O governo federal excluiu os dados sobre violência policial no relatório anual do Disque 100, serviço telefônico ligado ao Ministério da Mulher, da Família e dos Direitos Humanos para denúncias de violações de direitos humanos.

O subprocurador-geral da República Domingos Silveira, coordenador da 7ª Câmara de Controle Externo da Atividade Policial e Sistema Prisional do Ministério Público Federal (MPF), afirmou ao Estadão que a exclusão é ‘absolutamente descabida’. Segundo ele, o órgão do MPF irá oficiar ainda hoje a pasta chefiada pela ministra Damares Alves pedindo explicações.

Silveira já foi responsável pela supervisão do Disque 100 em 2011, quando esteve à frente da Ouvidoria Nacional dos Direitos Humanos, à qual o serviço estava ligado. O coordenador da 7ª Câmara do MPF destacou que os dados de violência policial nunca deixaram de ser divulgados.

“O Disque 100 é certamente o call center de denúncia de direitos humanos no planeta. É uma forma de medir, com dados globais, a sensibilidade da sociedade em relação às violências, incluindo a policial. É absolutamente descabido quando se levantam elementos de ordem formal, consistência (para não divulgar dados). Um papel de  órgãos de ouvidoria e de receber denúncia não é de verificar; isso cabe à corregedoria, Polícia, MP e justiça”, disse.

O coordenador da Câmara de Controle Externo da Atividade Policial criticou a argumentação do ministério à imprensa de que a retirada dos dados se deu por ‘inconsistências’. Segundo Silveira, se o problema fosse metodológico, para corrigir inconsistências, a exclusão temporária dos dados deveria valer para todo o relatório, e não apenas sobre as partes que tratam de violência policial.

Segundo o subprocurador-geral, a violência policial se torna ainda mais grave quando as informações sobre ela são ‘obscurecida'”. “Quando se tem a notícia através de um canal oficial, que é o Disque 100, e essa notícia é silenciada, nós temos o próprio estado contribuindo para a violência policial. É muito grave essa atitude”, disse.
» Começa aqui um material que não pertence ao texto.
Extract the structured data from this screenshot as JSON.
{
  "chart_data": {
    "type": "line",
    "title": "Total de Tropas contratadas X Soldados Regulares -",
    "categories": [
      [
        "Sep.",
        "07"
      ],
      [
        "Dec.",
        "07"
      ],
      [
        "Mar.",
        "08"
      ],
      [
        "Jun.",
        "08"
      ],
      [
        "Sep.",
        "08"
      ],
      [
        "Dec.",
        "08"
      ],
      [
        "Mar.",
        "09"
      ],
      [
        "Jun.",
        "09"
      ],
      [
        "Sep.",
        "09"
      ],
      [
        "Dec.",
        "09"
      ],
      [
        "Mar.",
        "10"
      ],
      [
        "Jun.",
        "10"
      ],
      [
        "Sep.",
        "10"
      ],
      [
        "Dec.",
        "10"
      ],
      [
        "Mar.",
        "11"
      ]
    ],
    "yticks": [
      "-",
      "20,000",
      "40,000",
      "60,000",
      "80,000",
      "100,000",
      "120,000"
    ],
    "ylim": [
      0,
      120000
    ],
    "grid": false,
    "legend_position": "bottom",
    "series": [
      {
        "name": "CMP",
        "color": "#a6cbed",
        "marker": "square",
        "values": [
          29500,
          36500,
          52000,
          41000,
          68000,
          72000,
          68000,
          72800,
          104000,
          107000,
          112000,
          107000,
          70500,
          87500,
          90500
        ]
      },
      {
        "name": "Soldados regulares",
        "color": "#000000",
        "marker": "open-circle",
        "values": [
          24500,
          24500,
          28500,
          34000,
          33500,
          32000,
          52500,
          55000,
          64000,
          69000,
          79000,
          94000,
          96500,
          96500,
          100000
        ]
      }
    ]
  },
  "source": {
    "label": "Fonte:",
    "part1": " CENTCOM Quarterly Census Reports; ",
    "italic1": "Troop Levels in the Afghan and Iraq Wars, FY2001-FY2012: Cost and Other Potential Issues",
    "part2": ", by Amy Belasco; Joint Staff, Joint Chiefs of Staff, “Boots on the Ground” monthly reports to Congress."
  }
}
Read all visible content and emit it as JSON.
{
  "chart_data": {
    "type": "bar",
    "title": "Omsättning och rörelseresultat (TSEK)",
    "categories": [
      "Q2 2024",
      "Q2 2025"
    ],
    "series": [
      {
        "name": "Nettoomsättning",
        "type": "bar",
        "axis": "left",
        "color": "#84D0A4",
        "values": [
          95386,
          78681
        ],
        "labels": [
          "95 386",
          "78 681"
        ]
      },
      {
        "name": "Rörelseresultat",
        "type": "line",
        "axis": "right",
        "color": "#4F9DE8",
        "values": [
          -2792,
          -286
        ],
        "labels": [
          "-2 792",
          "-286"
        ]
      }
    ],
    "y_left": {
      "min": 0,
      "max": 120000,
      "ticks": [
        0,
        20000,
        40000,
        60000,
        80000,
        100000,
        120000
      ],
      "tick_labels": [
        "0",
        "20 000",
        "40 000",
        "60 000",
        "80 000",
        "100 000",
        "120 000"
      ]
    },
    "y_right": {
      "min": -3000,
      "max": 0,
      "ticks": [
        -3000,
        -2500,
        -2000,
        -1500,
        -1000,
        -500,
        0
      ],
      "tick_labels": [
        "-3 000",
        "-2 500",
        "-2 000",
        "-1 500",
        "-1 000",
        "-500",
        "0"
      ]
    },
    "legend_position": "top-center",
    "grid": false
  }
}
A exclusão dos dados, segundo ele, é ainda mais preocupante em um momento no qual o mundo inteiro debate intensamente o tema da violência policial, na esteira dos protestos contra o racismo iniciados nos Estados Unidos após a morte de George Floyd, homem negro, por um policial branco. “O mais triste é que essa é a resposta aos estado brasileiro em um momento que o mundo está refletindo sobre como atenuar a violência policial, que é uma chaga no mundo inteiro. A resposta do Estado brasileiro foi esconder”, disse.

O relatório anual do Disque 100 vinha mostrando aumentos nas denúncias de violência policial nos últimos anos. Em 2016, houve 1.009 registros. Em 2017, o número aumentou 30%, para 1.319. Os dados em 2018 apontaram nova elevação, de 24%, para 1.637.

Os dados do Disque 100 são usados para orientar o desenvolvimento de políticas públicas, bem como verificar a eficácia das políticas públicas em andamento. “Ele é um espaço onde se ouve o gemido da dor da população que sofre as diversas violências. Por isso ele tem sido avaliado para comparar a situação de um lugar pra o outro. É um indicador nacional a violência”, disse o subprocurador-geral.

As denúncias também motivam apuração de má conduta por policiais no Brasil. Após serem recebidas, elas devem ser enviadas imediatamente para rede de apoio e verificação.

“Cada denúncia deve ser comunicada ao MP e à corregedoria da polícia. Isso faz que os órgãos se movimentam. Não se pode jogar sombra sobre esses dados”, disse Domingos Silveira.

O Ministério da Família, Mulher e Direitos Humanos foi procurado pela reportagem sobre a ausência dos dados, mas ainda não respondeu.

Em nota oficial, o Fórum Brasileiro de Segurança Pública afirmou que, mesmo se houver inconsistência, os números não podem ser descartados porque ‘são essenciais na formação de uma base de dados sólida e consistente’.

O fórum destacou que o presidente Jair Bolsonaro ‘insiste de forma reiterada no projeto que amplia ainda mais o excludente de ilicitude no Congresso Nacional’.

“A falta de transparência do Governo Federal e as reiteradas tentativas de alteração de metodologia de dados em diferentes fontes – mortes por Covid-19, números do desemprego, entre outros – colocam em dúvida a veracidade das informações divulgadas pelo executivo nacional”, disse o fórum.